Donald Devine on airfield in FallujahNo matter how long the U.S. remains, the religious and ethnic divisions will persist. As the continuing incidents and casualties in Bosnia and Kosovo prove, the ethnic and religious realities remain even after a decade of force and democracy lectures. So, it will be better to get out now with as few causalities as possible. June 30 will be the last chance. If that date is slipped, the president loses the initiative and the U.S. will be there for decades. The author has not been able to raise the courage to go to Walter Reed Army Medical Center but a friend who has says that the heroic men and women missing limbs there should convince anyone. The deadline simply must be met or the hospitals will be filled for the foreseeable future. Sure, it will mean disorder and more group fighting and, perhaps, even civil war in Iraq. But that will take place whenever the U.S. departs. Better now while our forces are still strong enough to successfully disengage, unlike in Vietnam.

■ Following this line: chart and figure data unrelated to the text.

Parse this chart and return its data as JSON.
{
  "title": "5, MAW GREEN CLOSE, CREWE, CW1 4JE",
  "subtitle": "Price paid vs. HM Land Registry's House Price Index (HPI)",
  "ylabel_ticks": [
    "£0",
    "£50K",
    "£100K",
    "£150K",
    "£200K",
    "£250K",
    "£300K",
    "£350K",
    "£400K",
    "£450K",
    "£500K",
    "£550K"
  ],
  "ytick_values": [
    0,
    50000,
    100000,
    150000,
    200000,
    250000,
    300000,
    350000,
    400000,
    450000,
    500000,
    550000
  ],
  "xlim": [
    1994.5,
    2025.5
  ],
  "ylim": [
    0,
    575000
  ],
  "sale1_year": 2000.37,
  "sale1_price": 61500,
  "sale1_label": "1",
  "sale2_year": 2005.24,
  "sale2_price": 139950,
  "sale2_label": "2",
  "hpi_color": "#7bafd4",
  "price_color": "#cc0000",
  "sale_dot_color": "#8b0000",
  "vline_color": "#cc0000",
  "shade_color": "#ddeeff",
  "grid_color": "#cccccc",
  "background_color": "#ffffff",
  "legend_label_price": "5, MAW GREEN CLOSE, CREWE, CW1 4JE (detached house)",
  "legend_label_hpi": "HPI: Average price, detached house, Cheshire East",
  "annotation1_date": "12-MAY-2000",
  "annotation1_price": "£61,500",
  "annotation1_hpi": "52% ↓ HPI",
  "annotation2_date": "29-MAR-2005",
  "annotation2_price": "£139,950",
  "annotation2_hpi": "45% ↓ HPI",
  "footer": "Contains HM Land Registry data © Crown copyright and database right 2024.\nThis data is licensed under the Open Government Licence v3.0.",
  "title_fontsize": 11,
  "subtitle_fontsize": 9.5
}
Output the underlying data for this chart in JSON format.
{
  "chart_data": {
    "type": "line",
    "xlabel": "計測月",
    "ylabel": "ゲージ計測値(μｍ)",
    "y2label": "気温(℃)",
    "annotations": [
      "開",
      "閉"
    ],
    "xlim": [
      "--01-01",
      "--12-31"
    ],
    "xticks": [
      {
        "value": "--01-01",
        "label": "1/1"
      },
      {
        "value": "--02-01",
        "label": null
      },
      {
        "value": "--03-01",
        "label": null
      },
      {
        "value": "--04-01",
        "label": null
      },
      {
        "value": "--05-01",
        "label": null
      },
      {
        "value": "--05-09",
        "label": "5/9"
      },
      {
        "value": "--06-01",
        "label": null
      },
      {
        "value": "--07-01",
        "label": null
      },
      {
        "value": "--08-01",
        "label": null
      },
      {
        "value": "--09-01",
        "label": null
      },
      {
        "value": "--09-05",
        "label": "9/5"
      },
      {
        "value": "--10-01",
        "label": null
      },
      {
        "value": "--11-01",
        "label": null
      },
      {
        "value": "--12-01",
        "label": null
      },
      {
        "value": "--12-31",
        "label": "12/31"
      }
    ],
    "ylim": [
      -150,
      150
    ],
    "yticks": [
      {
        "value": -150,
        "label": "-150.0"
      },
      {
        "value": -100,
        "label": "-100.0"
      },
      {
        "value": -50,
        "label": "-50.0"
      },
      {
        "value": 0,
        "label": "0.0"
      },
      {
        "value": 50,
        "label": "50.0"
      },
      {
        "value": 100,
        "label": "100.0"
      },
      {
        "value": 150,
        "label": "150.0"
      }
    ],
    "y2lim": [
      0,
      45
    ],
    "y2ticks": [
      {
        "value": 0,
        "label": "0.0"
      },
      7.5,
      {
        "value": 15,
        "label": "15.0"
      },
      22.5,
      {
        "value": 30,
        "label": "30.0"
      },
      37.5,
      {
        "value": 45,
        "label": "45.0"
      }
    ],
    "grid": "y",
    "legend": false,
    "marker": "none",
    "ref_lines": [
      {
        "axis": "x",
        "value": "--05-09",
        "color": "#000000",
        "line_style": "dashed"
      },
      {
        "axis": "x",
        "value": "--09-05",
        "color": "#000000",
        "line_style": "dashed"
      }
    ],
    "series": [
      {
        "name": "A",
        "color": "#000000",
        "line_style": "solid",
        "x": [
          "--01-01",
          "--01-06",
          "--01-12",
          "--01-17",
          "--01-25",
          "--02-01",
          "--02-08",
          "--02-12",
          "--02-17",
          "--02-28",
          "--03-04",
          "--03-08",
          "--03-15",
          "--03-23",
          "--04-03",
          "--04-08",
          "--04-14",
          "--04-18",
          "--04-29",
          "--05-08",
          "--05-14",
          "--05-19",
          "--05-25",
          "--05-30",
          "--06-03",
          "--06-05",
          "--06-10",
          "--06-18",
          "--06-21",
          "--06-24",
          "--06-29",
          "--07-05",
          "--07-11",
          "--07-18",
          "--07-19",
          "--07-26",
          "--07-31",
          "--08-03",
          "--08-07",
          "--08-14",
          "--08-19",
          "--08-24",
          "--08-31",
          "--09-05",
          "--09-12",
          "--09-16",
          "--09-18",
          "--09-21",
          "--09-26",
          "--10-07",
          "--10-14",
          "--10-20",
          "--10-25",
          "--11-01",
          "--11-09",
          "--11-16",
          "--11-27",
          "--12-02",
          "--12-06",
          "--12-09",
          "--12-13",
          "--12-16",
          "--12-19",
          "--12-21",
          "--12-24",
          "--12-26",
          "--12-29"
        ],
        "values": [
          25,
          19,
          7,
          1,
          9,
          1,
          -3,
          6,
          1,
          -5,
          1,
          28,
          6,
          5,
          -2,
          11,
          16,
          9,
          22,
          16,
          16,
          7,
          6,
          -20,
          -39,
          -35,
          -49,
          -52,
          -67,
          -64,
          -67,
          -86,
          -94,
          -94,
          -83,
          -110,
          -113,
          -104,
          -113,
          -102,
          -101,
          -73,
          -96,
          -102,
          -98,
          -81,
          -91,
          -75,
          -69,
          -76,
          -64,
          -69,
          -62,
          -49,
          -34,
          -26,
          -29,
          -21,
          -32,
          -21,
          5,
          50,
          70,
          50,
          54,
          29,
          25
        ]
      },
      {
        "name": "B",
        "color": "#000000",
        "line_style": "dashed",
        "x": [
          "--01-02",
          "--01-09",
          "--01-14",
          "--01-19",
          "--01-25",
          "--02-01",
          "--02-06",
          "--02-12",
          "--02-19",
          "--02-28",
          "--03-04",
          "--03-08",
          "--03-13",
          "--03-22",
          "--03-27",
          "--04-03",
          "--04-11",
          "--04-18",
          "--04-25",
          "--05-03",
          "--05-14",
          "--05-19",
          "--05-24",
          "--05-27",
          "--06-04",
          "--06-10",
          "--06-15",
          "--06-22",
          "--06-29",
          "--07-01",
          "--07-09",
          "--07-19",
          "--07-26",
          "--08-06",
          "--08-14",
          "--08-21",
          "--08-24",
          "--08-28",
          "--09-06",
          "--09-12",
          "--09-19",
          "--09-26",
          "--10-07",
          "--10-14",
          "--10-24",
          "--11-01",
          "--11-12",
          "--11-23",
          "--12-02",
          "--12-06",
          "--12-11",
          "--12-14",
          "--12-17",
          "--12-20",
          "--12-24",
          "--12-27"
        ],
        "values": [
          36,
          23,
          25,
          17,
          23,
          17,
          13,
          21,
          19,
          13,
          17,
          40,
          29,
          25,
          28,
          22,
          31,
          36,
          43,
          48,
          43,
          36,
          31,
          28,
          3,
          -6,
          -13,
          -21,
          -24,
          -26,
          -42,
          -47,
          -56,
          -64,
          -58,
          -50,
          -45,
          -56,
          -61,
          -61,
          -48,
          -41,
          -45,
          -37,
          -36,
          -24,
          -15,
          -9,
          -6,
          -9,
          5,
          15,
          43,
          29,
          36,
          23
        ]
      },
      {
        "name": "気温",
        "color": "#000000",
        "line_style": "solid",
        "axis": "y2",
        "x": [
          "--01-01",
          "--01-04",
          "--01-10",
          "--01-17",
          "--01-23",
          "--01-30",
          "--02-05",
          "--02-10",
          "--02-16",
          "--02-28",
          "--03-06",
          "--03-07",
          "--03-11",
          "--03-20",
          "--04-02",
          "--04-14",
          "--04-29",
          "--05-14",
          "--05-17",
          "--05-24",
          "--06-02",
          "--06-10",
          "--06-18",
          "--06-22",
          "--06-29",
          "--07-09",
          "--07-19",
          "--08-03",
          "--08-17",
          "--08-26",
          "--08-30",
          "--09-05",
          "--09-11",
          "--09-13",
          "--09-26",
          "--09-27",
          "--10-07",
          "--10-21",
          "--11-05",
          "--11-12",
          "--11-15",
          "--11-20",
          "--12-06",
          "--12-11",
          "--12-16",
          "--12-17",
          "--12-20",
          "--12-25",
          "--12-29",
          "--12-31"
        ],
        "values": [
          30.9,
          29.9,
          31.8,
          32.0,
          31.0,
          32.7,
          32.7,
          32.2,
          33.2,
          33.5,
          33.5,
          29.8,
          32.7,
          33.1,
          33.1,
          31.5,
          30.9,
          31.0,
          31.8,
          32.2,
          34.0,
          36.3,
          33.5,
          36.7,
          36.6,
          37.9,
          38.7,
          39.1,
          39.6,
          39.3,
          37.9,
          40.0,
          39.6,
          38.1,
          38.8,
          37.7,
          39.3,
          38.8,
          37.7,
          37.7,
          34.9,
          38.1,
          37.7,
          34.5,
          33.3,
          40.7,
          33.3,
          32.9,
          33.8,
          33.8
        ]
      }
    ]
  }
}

President Bush will need great courage to keep to his plan over the next three months. But it will cost him less in the long run than extending the deadline, as Richard Nixon learned to his deep regret. Turning over power is the last decision still wholly in his hands. Then the initiative turns to al-Sustani. The president must muddle through with brute force, diplomatic savvy and threats to leave even sooner to provide a decent transitional interlude to survive until July, to say nothing of November or January. In his own, his nation's and the world's interests, President Bush must announce, and soon: "The United States has completed its mission in Iraq and will turn all authority to its people, as we promised, on June 30 of this year and, except for strategic forces in defensible bases, all American forces will be home after the January elections. Then it will be up to the Iraqis to complete the job."